FLOYD COUNTY — Health officials are finding ways to amplify the number of tests being conducted to identify new cases of COVID-19.

The disease caused by the novel coronavirus was first diagnosed in Southern Indiana last weekend. Since then, it has been found in both Clark and Floyd counties, with five cases total in the latter. One positive case has been identified in Clark.

Three patients were being treated at Baptist Health Floyd, with the other two in self-quarantine at their homes.

In an effort to streamline the testing process, the Floyd County Health Department has launched a new pilot project that will utilize a drive-thru format. The goal is to identify and test patients that are not in need of immediate hospitalization.
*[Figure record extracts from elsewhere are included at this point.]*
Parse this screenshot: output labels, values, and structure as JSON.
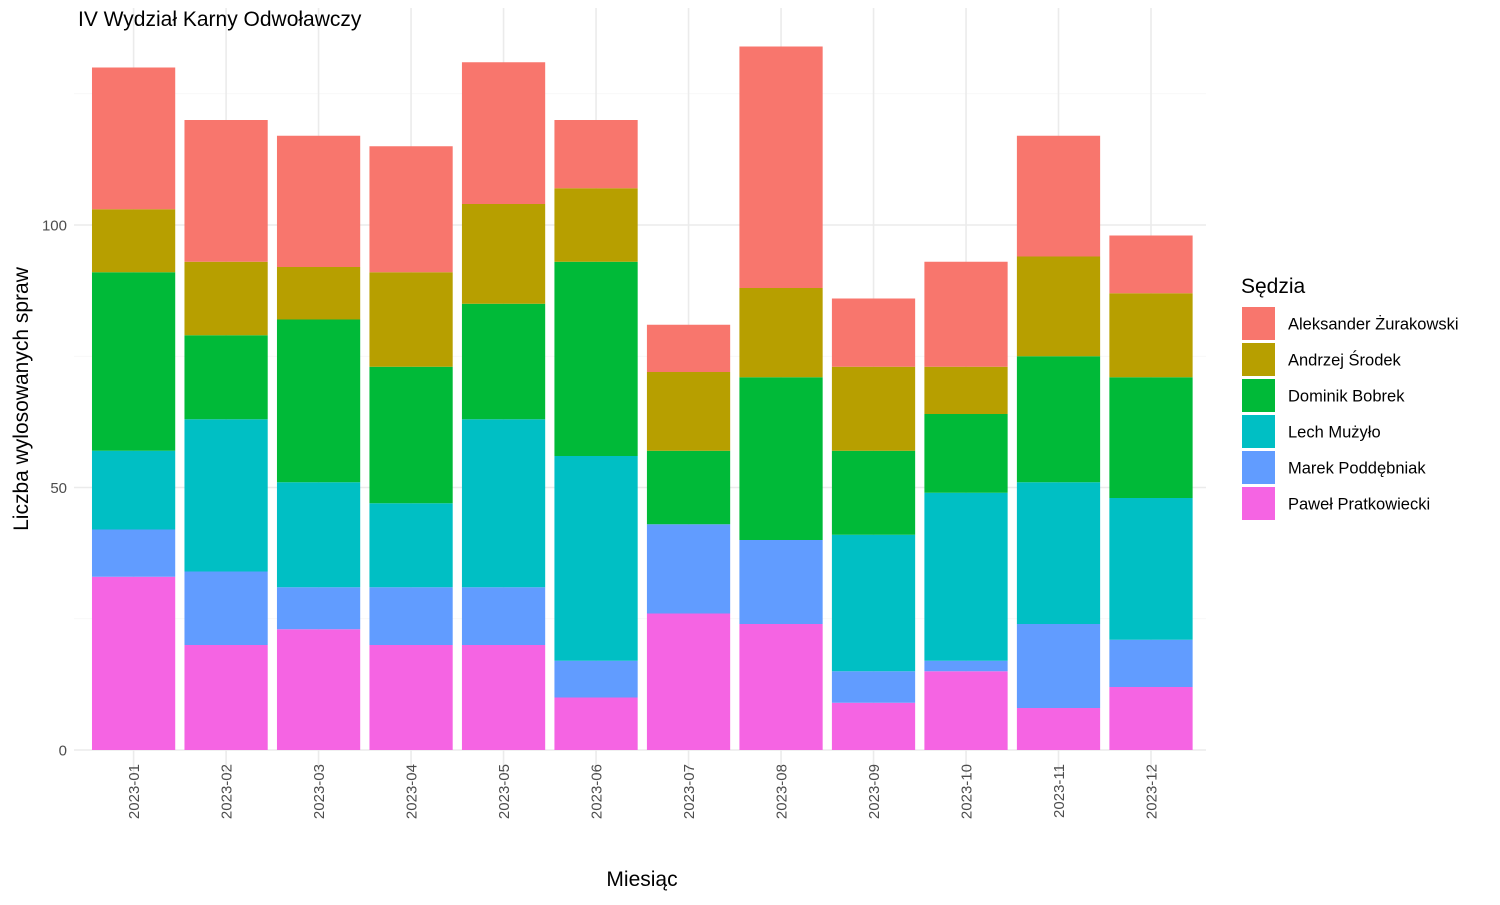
{
  "chart_data": {
    "type": "bar",
    "stacked": true,
    "title": "IV Wydział Karny Odwoławczy",
    "xlabel": "Miesiąc",
    "ylabel": "Liczba wylosowanych spraw",
    "ylim": [
      0,
      138
    ],
    "yticks": [
      0,
      50,
      100
    ],
    "grid": true,
    "legend_title": "Sędzia",
    "legend_position": "right",
    "categories": [
      "2023-01",
      "2023-02",
      "2023-03",
      "2023-04",
      "2023-05",
      "2023-06",
      "2023-07",
      "2023-08",
      "2023-09",
      "2023-10",
      "2023-11",
      "2023-12"
    ],
    "series": [
      {
        "name": "Paweł Pratkowiecki",
        "color": "#F564E3",
        "values": [
          33,
          20,
          23,
          20,
          20,
          10,
          26,
          24,
          9,
          15,
          8,
          12
        ]
      },
      {
        "name": "Marek Poddębniak",
        "color": "#619CFF",
        "values": [
          9,
          14,
          8,
          11,
          11,
          7,
          17,
          16,
          6,
          2,
          16,
          9
        ]
      },
      {
        "name": "Lech Mużyło",
        "color": "#00BFC4",
        "values": [
          15,
          29,
          20,
          16,
          32,
          39,
          0,
          0,
          26,
          32,
          27,
          27
        ]
      },
      {
        "name": "Dominik Bobrek",
        "color": "#00BA38",
        "values": [
          34,
          16,
          31,
          26,
          22,
          37,
          14,
          31,
          16,
          15,
          24,
          23
        ]
      },
      {
        "name": "Andrzej Środek",
        "color": "#B79F00",
        "values": [
          12,
          14,
          10,
          18,
          19,
          14,
          15,
          17,
          16,
          9,
          19,
          16
        ]
      },
      {
        "name": "Aleksander Żurakowski",
        "color": "#F8766D",
        "values": [
          27,
          27,
          25,
          24,
          27,
          13,
          9,
          46,
          13,
          20,
          23,
          11
        ]
      }
    ],
    "legend_order": [
      "Aleksander Żurakowski",
      "Andrzej Środek",
      "Dominik Bobrek",
      "Lech Mużyło",
      "Marek Poddębniak",
      "Paweł Pratkowiecki"
    ]
  }
}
“We were really happy with the results,” Floyd County Health Officer Dr. Tom Harris said after the first testing window of the initiative Friday.

Harris said that around 20 people were tested between noon and 3 p.m. In a release, the plan was referred to as a “project in evolution.”

The current format allows pre-screened patients to pull into a series of marked lanes in the parking lot of the Floyd County Health Department, which sits adjacent to Baptist Health Floyd. On hand were healthcare workers as well as two officers from the New Albany Police Department to assist in the process — something for which Harris was appreciative.

Upon arrival, patients present an ID or insurance card, then a swab of the nasal cavity is completed.

One of the first facets that can be adjusted moving forward, Harris said, is the amount of time allotted for each drive-up patient.

“We had budgeted 10 minutes per encounter to get a feeling for how hard it would be,” Harris said. “What we found out was that, that was way more than enough time. We’re going to tighten that up.”

A point being stressed by Harris is that walk-in testing is not being offered. To get tested, patients must first make contact with the health department or receive pre-screening by their primary care provider.

What ensues is a survey to identify risk factors that could lead to a test being administered. If a test is deemed necessary, patients will be given a time to take the drive-thru test.

“We’re looking for people that fit that current state and federal criteria,” Harris said. “If you’re a healthcare worker that’s ill, we’ll test you. Same for if you’re a caregiver. We’re taking care of people over 60 who have fever, cough and chills. Other people would be those who have recently been in jail, or homeless people.”

The presence of symptoms is a big factor. Harris said a problem nationally has been the use of tests on those who either have another diagnosis or who do not currently present symptoms. Though two sizable companies — Humana and Caesars Southern Indiana — have seen workers acquire the disease, he added that no single employer will receive preferential treatment.

Instead, employees will have had to come in close contact with identified carriers and be displaying symptoms themselves.

Harris noted that he was pleased with the amount of tests administered on the first day. In preceding days, tests had been much harder to acquire, and private labs were not being utilized.

“This is really using criteria that came out Monday evening,” he said. “Prior to that, the number of tests were not high. We didn’t have the private lab option up until this week. Before that, it all had to be run by University of Louisville or the Indiana State Department of Health...”

Friday’s smooth process shows that the concept does work, Harris said. There are some things that can be improved, but it will take some pressure off hospitals and urgent care facilities.

While the test itself takes minutes, it could take several days for results to return. Harris said his team will focus on sending out tests over the weekend and get back to the drive-thru Monday.

In the meantime, Harris highlighted the importance of continuing to follow health advisories.

“We still recommend that everyone practice social distancing to minimize unnecessary risk,” he said. “Don’t touch your face, and stay at home if you’re feeling sick. Stay in tune with the media. This issue evolves daily. We’ve had different instructions in the evening than what we were given in the morning. It’s a good time to keep up with the news.”